El filósofo del valle ha demostrado que, en la guerra moderna, el código algorítmico de un software y sus datos son efectivamente, más poderosos que la espada, siempre y cuando ese código dirija a un equipo de Operaciones Especiales con una precisión infalible.
La alineación ideológica con la administración Trump no es casual. Peter Thiel, el cofundador de Palantir y mentor de Karp, fue una figura clave en la transición de Trump en 2016, llegando a tener una influencia tal que Steve Bannon describió su enfoque como la “teoría de gobierno de Peter Thiel”: la idea de deconstruir el estado administrativo desde dentro. Hoy, esa visión ha mutado. Palantir no ha deconstruido el Estado; se ha convertido en su sistema operativo.
La captura de Maduro plantea interrogantes determinantes sobre la soberanía en el siglo XXI. La operación se sustentó legalmente en una acusación de narcoterrorismo construida sobre terabytes de evidencia digital: transacciones financieras, comunicaciones interceptadas y patrones de movimiento, todo procesado por la IA de Palantir. Es el triunfo de la jurisdicción digital sobre la territorial.

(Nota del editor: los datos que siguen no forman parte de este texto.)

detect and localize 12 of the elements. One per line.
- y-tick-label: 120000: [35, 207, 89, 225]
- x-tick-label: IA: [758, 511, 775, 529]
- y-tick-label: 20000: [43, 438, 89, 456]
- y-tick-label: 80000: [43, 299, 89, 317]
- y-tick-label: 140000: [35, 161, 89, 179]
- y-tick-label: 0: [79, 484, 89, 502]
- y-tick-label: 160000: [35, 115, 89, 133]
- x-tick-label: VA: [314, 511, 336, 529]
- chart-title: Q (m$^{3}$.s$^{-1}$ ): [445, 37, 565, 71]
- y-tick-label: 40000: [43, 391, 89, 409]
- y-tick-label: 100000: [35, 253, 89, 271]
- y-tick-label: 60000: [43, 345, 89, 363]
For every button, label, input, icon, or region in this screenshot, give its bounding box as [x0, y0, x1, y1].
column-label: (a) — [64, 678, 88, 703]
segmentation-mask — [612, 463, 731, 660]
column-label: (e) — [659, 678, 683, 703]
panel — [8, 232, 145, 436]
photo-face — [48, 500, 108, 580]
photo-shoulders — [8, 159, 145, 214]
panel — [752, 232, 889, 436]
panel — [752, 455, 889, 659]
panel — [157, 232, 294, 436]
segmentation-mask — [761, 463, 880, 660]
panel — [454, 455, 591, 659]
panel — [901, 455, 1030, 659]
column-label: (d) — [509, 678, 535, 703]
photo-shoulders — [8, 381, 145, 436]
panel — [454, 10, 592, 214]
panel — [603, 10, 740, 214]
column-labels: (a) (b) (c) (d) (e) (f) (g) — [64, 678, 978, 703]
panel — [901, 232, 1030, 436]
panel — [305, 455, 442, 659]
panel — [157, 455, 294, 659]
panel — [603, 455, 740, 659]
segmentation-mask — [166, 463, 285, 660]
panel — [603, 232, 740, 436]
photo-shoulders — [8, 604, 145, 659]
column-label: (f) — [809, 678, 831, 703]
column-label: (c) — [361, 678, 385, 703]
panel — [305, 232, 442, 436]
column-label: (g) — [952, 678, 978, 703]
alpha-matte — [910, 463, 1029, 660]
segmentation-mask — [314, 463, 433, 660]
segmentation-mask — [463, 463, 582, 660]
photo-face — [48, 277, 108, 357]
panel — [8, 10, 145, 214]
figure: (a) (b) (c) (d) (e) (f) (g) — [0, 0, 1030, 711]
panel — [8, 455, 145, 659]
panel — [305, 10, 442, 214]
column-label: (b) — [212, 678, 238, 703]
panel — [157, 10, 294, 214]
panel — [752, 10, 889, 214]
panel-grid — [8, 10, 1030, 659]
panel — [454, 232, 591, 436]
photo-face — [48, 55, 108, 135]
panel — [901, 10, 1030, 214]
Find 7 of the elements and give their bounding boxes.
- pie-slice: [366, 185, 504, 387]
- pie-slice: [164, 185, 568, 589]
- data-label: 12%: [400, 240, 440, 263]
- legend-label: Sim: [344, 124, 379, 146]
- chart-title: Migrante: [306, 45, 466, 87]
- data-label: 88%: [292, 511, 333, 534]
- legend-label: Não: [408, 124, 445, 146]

Si la producción de algoritmo puede reconstruir tus finanzas y predecir tu ubicación, las fronteras físicas se vuelven irrelevantes.
Es la aplicación definitiva de la “guerra legal” o lawfare, donde la sentencia judicial es el preludio inmediato del misil.
La impunidad con la que Estados Unidos ha operado en un entorno hostil, neutralizando las defensas Bolivarianas, demuestra una brecha tecnológica que la fuerza bruta convencional no puede cerrar. No se trata de cuánta “ferreteria” de guerrase dispone, sino de la calidad del software y los datos para la gestión de la batalla.
Occidente no conquistó el mundo por la superioridad de sus ideas, sino por su superioridad en aplicar la violencia organizada.